Il y aura aussi Dangerous Acquaintances, en 1981, basé sur le roman de Choderlos de Laclos Les liaisons dangereuses, avec là aussi quelques belles réussites. Elle compose avec le guitariste Barry Reynolds et vit une passion avec Ben Brierley, ex guitariste des Vibrators. Après sa rupture avec Brierley, elle part habiter New York et renoue avec ses mauvaises habitudes. Internée en psychiatrie, elle vit avec un ancien patient qui se jette par la fenêtre de son immeuble de Manchester (Massachusetts). Elle retourne à Londres dévastée et est hébergée par sa baronne de mère.
Il faudra attendre 1987 pour qu’elle reparte avec un rock adulte et littéraire. Strange weather d’abord avec Tom Waits, sous influence Brecht – Kurt Weill puis le miraculeux A secret life, produit par Angelo Badalamonti en 1995 avant le live 20th century blues sur des chansons Brecht – Weill encore. Elle est repartie à New York et donne des concerts mêlant théâtre et cabaret dans des églises. Un concept-album sur les 7 péchés capitaux (7 deadly sins) en 1998 puis une série d’albums d’excellente facture, tous inspirés, troublants et poétiques. La voix de Marianne est devenue grave et la jeune scène pop londonienne s’est mise à son service. Elle sera aussi l’ultime confidente de Gregory Corso et jouera sur une pièce de William Burroughs, The black rider. The beat goes on…
Vagabond ways, d’abord où elle retrouve Barry Reynolds, avec Daniel Lanois comme producteur. Kissin’ time, avec Beck, Blur, Smashin’ Pupkins… Before the poison avec P.J Harvey et Nick Cave. Puis viendront Easy come easy go, un double album de reprises, Horses and high heels avec cette sublime reprise du « Goin’ Back » pour un album où rodent en studio Lou Reed, Doctor John et Wayne Kramer. On termine avec la trilogie finale : Give my love to London (2014), Negative Capability ((2018) et le dernier, She walks in beauty en 2021.
Après quelques aventures diverses et variées, elle se marie avec François Ravard, un producteur français. On avait appris qu’elle avait été gravement malade pendant la période du covid. Des difficultés respiratoires et une intense fatigue. Elle sort quand même un dernier album en 2021 dont le titre pourrait la résumer toute entière : « elle marche dans la beauté ».

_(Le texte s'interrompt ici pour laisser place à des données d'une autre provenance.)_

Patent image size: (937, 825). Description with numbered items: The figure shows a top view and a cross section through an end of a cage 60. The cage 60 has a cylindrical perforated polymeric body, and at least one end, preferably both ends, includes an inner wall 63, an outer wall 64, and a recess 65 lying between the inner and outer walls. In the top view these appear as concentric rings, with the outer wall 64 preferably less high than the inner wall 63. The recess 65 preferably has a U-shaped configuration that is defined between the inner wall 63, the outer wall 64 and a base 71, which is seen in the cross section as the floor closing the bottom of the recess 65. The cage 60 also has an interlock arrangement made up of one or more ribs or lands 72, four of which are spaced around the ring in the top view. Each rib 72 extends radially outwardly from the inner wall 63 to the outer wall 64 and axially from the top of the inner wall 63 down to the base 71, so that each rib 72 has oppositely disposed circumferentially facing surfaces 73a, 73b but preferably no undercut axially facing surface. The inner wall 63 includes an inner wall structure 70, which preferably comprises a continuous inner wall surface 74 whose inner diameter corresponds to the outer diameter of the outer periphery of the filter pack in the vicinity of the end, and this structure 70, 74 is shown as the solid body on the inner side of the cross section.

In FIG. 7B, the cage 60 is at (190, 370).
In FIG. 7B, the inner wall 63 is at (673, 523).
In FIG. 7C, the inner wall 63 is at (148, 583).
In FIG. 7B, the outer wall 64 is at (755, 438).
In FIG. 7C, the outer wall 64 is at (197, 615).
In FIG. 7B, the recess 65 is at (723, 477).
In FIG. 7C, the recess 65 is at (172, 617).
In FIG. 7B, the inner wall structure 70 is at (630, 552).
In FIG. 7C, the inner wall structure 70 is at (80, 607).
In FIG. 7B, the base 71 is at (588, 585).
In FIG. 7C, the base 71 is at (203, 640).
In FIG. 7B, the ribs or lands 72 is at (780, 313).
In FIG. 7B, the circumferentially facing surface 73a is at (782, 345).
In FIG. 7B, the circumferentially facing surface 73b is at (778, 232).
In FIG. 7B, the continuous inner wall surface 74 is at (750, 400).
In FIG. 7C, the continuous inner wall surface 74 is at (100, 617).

Elle tire sa révérence le 30 janvier de cette année, après un épisode boulimique, un cancer du sein et des crises d’emphysème dues à une consommation de cigarettes effrénée, la seule addiction dont elle ne s’est jamais débarrassée. So long Marianne, comme chantait Cohen, et toute mon admiration par-delà les nuages.
MARIANNE FAITHFULL – LA PETITE SŒUR DU ROCK (LA SCANDALEUSE DE LONDRES) DIDIER DELINOTTE – CAMION BLANC (2018).
4 février 2025
Merci, Didier pour cet excellent résumé de la splendide biographie que tu avais écrite sur elle en 2018.